Additional hosts and their profile pictures appear here, after the prospect has committed to a time. Transparency at the moment it actually matters.
Before & After
Toggle between the original and redesigned experiences. The changes are intentionally evolutionary: same core structure, meaningfully improved clarity and polish.
Mobile Experience
Many prospects open scheduling links on their phone, often between other tasks. The mobile experience had to carry the same personalization and clarity forward in a single-column layout.
Calendar and time selection
Confirmation
Reflection
What I Learned
Visual improvements carry strategic weight.
A “skin-level” refresh changed how prospects perceive the product. Removing gray containers and adding a profile picture isn’t polish. It changes how trustworthy the experience feels.
Cross-functional feedback catches blind spots early.

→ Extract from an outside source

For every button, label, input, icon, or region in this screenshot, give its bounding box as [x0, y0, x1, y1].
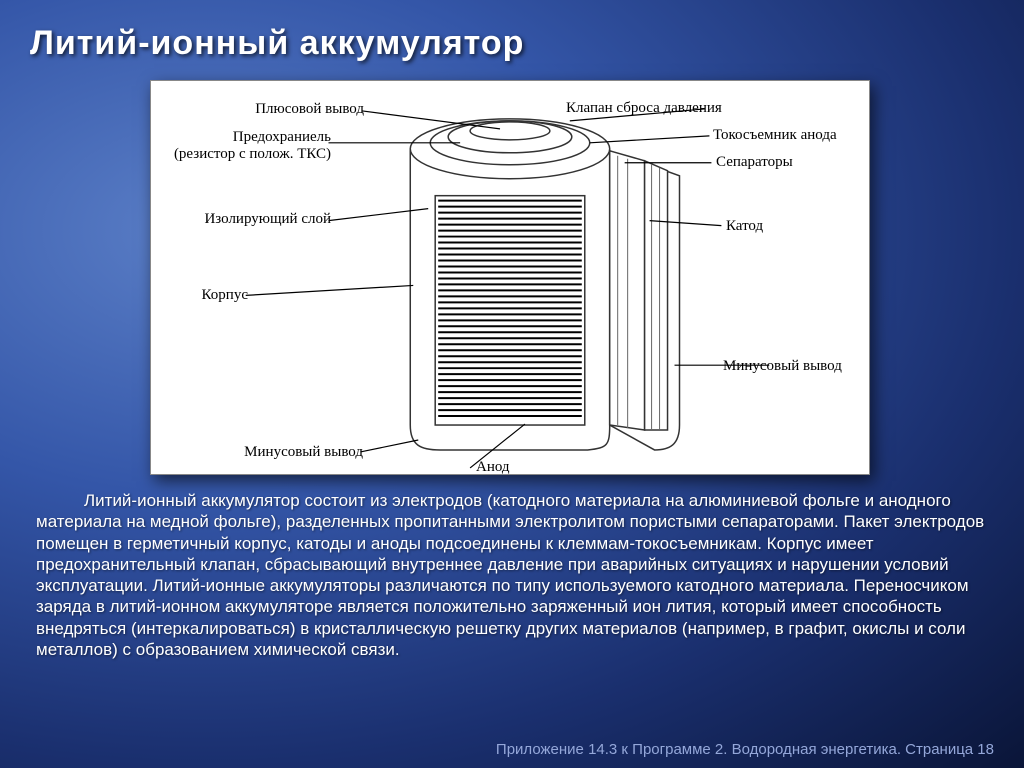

Running internal sessions before customer validation meant I walked into the next phase with a stronger direction. The weekend and host visibility debates surfaced patterns I had defaulted into without examining.
Constraints sharpen scope.
A targeted improvement inside an existing system on a fixed timeline forced me to prioritize the changes with the most visible buyer-facing impact.
What I'd Do Differently
Run customer interviews earlier.
External validation sooner would have helped prioritize which visual changes mattered most to prospects versus internal stakeholders.
Prototype the confirmation animation.
The team discussed a celebratory moment on booking. Due to time constraints, we had to deprioritize it, but the emotional beat of confirmation is exactly where users feel delight.
Define a success metric before ship.
No pre-agreed post-launch metric. Booking conversion, drop-off rate, or qualitative feedback would have sharpened the impact story.
“The scheduling page is the front door to every meeting. Making it feel personal and polished isn't a nice-to-have. It's how you earn the booking.”